Many people enjoy a bowl of hot soup with their meals, but seemingly light soups aren't necessarily healthy or low in calories. Be careful not to fall into a weight-gain trap! A nutritionist lists the calories of 15 common soups, revealing that clear stewed beef soup actually has more calories than hot and sour soup. She also shares 4 healthy soup-drinking tips and explains how adding 3 ingredients can help slow down blood sugar spikes.
Nutritionist Ko Man-man posted on her Facebook page a calorie ranking of 15 common soups for your reference (based on approximately 1 serving):
15 Soups Calorie Showdown (Approximately 1 serving):
- Sesame Oil Chicken Soup: 450 kcal. Known for its high oil content and nourishing ingredients, especially popular for winter replenishment, but the calorie count is staggering. It's best to enjoy in small amounts.
- Minced Pork Soup: 420 kcal. Primarily based on minced meat and a significant amount of oil. The calories mainly come from fat and meat.
- Four Herbs Soup (Si Shen Tang): 380 kcal. A medicinal soup often containing organ meats. Although nutritious, its calorie content should not be underestimated.
- Cream of Mushroom Soup with Puff Pastry: 375 kcal. Almost all the calories come from the puff pastry on top – a bomb of oil and flour.
- Ten Herbs Pork Rib Soup: 365 kcal. A common Chinese herbal tonic soup. Due to its rich broth and substantial meat content, the calories are relatively high.
- Daikon (Radish) Soup with Fried Pork Ribs: 335 kcal. The fatty pork ribs, along with the fact that the ingredients are deep-fried, significantly increase the calorie count.
- Spanish Mackerel Thick Soup: 315 kcal. Deep-fried Spanish mackerel pieces paired with a thickened broth. A favorite for many, but should be consumed in moderation.
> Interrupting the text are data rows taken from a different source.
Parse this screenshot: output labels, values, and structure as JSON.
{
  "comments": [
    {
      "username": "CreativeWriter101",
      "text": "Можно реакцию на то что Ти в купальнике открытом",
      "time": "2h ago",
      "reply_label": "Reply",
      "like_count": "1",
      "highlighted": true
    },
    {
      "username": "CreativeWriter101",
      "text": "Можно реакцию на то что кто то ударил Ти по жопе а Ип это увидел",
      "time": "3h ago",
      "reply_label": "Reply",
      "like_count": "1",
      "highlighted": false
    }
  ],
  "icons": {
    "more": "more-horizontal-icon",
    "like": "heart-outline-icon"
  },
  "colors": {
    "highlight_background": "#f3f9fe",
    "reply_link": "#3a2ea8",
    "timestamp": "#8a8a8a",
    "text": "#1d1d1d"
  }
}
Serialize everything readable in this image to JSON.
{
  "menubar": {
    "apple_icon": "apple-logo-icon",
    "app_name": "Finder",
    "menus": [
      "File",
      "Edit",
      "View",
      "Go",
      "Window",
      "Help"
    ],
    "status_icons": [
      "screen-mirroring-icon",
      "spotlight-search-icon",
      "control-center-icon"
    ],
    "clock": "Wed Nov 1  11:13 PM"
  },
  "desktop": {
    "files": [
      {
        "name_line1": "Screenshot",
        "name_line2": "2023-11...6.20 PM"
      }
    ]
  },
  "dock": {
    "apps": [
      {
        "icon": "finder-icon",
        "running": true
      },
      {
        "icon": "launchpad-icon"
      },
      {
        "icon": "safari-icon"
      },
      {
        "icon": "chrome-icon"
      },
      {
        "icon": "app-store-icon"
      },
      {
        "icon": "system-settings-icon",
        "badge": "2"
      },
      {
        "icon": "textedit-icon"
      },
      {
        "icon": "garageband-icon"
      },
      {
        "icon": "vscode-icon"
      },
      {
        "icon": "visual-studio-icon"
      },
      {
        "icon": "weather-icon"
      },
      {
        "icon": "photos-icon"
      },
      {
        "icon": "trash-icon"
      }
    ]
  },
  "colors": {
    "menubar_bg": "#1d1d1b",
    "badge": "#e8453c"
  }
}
- Fish Fillet Thick Soup: 235 kcal. A relatively lighter option as the fish is not deep-fried. However, still be mindful of the calories from the thickening agent (starch).
- Clear Stewed Beef Soup: 211 kcal. Ample meat without excessive oil in the broth. This is a relatively refreshing option among beef soups.
- Corn Soup: 190 kcal. Although called "cream of corn soup," without added puff pastry or large amounts of meat, the calorie count isn't actually too high.
- Meatball Soup: 185 kcal. Meatballs are processed foods that inherently contain a fair amount of fat and sodium.
- Rice Noodle Soup: 160 kcal. The rice noodles are the main source of calories, being a starchy staple, but fortunately the broth is relatively light.
- Hot and Sour Soup: 155 kcal. Made with a starch-thickened broth, oil, and egg drops, the calorie content is not low. It's advisable to drink less or dilute with water.
- Wonton Soup: 145 kcal. The wonton wrappers are a source of starch. As long as it's paired with a clear broth, the calories can be well-controlled.
- Oyster Soup: 127 kcal. Oysters are high in protein and low in fat, and with a light broth, this is an ideal choice.
4 Healthy Soup-Drinking Tips: Adding 3 Ingredients Can Slow Blood Sugar Rise
Ko points out that many people enjoy making homemade potato or pumpkin soup, believing them to be healthy and natural. However, potato and pumpkin are starchy foods with a naturally low glycemic index. Once pureed and cooked for a long time, they can easily become high glycemic index foods. To drink soup healthily, she suggests remembering the following 4 principles:
- Add vegetables to increase dietary fiber: Incorporating ingredients like leafy greens, tofu, and seaweed into the soup helps slow down the rate of blood sugar rise and increases satiety.
- Reduce high-sodium seasonings: Minimize the use of high-sodium seasonings like soy sauce, black vinegar, and preserved mustard greens. Opt for light, plain broth whenever possible.
- Avoid processed foods: Eat fewer processed items like fish balls, meatballs, tofu skin, and braised snacks. Instead, choose ingredients like fish fillets, tofu, and vegetables.
- Choose clear soups, avoid thickened soups: Thickened soups (with starch) can easily increase calorie intake and burden the body. It is recommended to choose clear soup types like oyster soup or beef soup.
She finally reminds that individuals with blood sugar issues should ideally consume ingredients in their whole form. When cooking soup, try to keep ingredients in chunks rather than pureeing them to prevent blood sugar from spiking too quickly.